PaperOrchestra

A Multi-Agent Framework for Automated AI Research Paper Writing
Yiwen Song1, Yale Song1, Tomas Pfister1, and Jinsung Yoon1 Google Cloud AI Research
Read the Paper (Coming Soon)

Generated Manuscript Gallery

Below are full-length manuscripts generated by PaperOrchestra using sparse idea summaries and raw experimental logs as input. These examples demonstrate the framework's ability to natively render submission-ready papers using provided LaTeX templates, with generated tables and synthesized visuals integrated cohesively.

Abstract

Synthesizing unstructured research materials into manuscripts is an essential yet under-explored challenge in AI-driven scientific discovery. Existing autonomous writers are rigidly coupled to specific experimental pipelines, and produce superficial literature reviews. We introduce PaperOrchestra, a multi-agent framework for automated AI research paper writing. It flexibly transforms unconstrained pre-writing materials into submission-ready manuscripts, featuring a comprehensive literature review with API-grounded citations, alongside seamlessly generated visuals like plots and conceptual diagrams.
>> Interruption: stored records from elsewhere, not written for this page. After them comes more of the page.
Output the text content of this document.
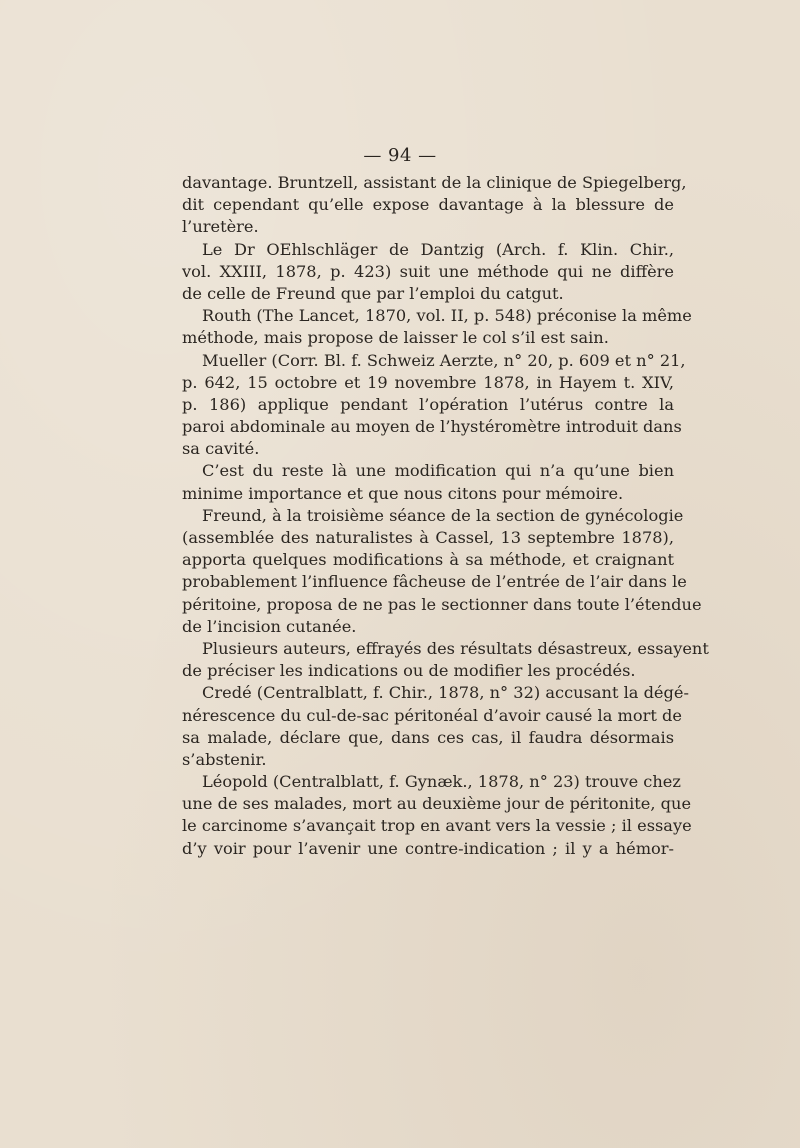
— 94 —
davantage. Bruntzell, assistant de la clinique de Spiegelberg,
dit cependant qu’elle expose davantage à la blessure de
l’uretère.
Le Dr OEhlschläger de Dantzig (Arch. f. Klin. Chir.,
vol. XXIII, 1878, p. 423) suit une méthode qui ne diffère
de celle de Freund que par l’emploi du catgut.
Routh (The Lancet, 1870, vol. II, p. 548) préconise la même
méthode, mais propose de laisser le col s’il est sain.
Mueller (Corr. Bl. f. Schweiz Aerzte, n° 20, p. 609 et n° 21,
p. 642, 15 octobre et 19 novembre 1878, in Hayem t. XIV,
p. 186) applique pendant l’opération l’utérus contre la
paroi abdominale au moyen de l’hystéromètre introduit dans
sa cavité.
C’est du reste là une modification qui n’a qu’une bien
minime importance et que nous citons pour mémoire.
Freund, à la troisième séance de la section de gynécologie
(assemblée des naturalistes à Cassel, 13 septembre 1878),
apporta quelques modifications à sa méthode, et craignant
probablement l’influence fâcheuse de l’entrée de l’air dans le
péritoine, proposa de ne pas le sectionner dans toute l’étendue
de l’incision cutanée.
Plusieurs auteurs, effrayés des résultats désastreux, essayent
de préciser les indications ou de modifier les procédés.
Credé (Centralblatt, f. Chir., 1878, n° 32) accusant la dégé-
nérescence du cul-de-sac péritonéal d’avoir causé la mort de
sa malade, déclare que, dans ces cas, il faudra désormais
s’abstenir.
Léopold (Centralblatt, f. Gynæk., 1878, n° 23) trouve chez
une de ses malades, mort au deuxième jour de péritonite, que
le carcinome s’avançait trop en avant vers la vessie ; il essaye
d’y voir pour l’avenir une contre-indication ; il y a hémor-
Key Highlight: In side-by-side human evaluations, PaperOrchestra significantly outperforms autonomous baselines, achieving an absolute win rate margin of 50%-68% in literature review quality, and 14%-38% in overall manuscript quality.

PaperWritingBench Dataset

To evaluate performance independently, we present PaperWritingBench, the first standardized benchmark of reverse-engineered raw materials from 200 top-tier AI conference papers (100 papers per venue from CVPR 2025 and ICLR 2025). This venue selection ensures high academic standards while rigorously testing the adaptability of AI writers to distinct conference formats, namely the double-column CVPR layout versus the single-column ICLR layout. Our dataset isolates the writing task by providing unconstrained, pre-writing inputs. This approach mimics the authentic research phase where experiments are completed but drafting has not yet begun, challenging AI writing systems to rely purely on sparse ideas and lab notes.

These raw materials consist of an Idea Summary (distilling the core methodology and theoretical foundation) and an Experimental Log (containing fully extracted numeric data from tables, while insights from figures are converted into standalone factual observations), alongside venue-specific LaTeX templates and conference guidelines.

CVPR 2025 Dataset Statistics
Figure 1: CVPR 2025 Dataset Statistics.
ICLR 2025 Dataset Statistics
Figure 2: ICLR 2025 Dataset Statistics.

The Multi-Agent Pipeline

PaperOrchestra strategically decouples the writing process across specialized agents to enable parallel execution and iterative self-reflection. The Outline Agent synthesizes inputs into a structured plan; the Plotting Agent generates conceptual diagrams and statistical plots; the Literature Review Agent conducts targeted web searches to discover candidate papers and verifies their existence and relevance via the Semantic Scholar API to build a robust citation graph; the Section Writing Agent authors the full LaTeX manuscript; and the Content Refinement Agent iteratively optimizes the draft based on simulated peer-review feedback.

PaperOrchestra Framework Overview
Figure 3: Overview of the PaperOrchestra framework. Specialized agents systematically parse raw materials, synthesize plots and literature, compile a full draft, and iteratively refine the manuscript into a submission-ready PDF.

Human Evaluation

We benchmarked PaperOrchestra against two primary autonomous pipelines: a Single Agent baseline (which processes all raw materials and executes drafting in a single monolithic LLM call) and AI Scientist-v2 (a state-of-the-art system featuring multi-round citation gathering and iterative self-reflection).

To rigorously compare ours against the baselines, we conducted side-by-side (SxS) human evaluations with 11 AI researchers. Evaluators blindly compared manuscripts generated by PaperOrchestra against the AI baselines, as well as the human-written Ground Truth (GT).

50%–68%
Win Margin in Lit Review Quality
14%–38%
Win Margin in Overall Quality
Human Side-by-Side Evaluation Bar Chart
Figure 4: Human Side-by-Side (SxS) Evaluation Results. The charts display the win, tie, and loss percentages of PaperOrchestra against baselines. PaperOrchestra consistently outperforms both AI baselines (Single Agent and AI Scientist), though a quality gap remains compared to the human-written ground truth (GT).

Ethics Statement

We position our system as an advanced assistive tool designed to accelerate the drafting process of AI research papers, rather than an independent entity capable of claiming authorship. Human researchers must retain full accountability for the factual accuracy, originality, and validity of the claims presented in any generated manuscript. While PaperOrchestra incorporates robust programmatic safeguards—such as API-grounded citation validation—to minimize hallucinations and ensure scholarly rigor, users are responsible for verifying the outputs to prevent the propagation of LLM-derived biases or misinformation.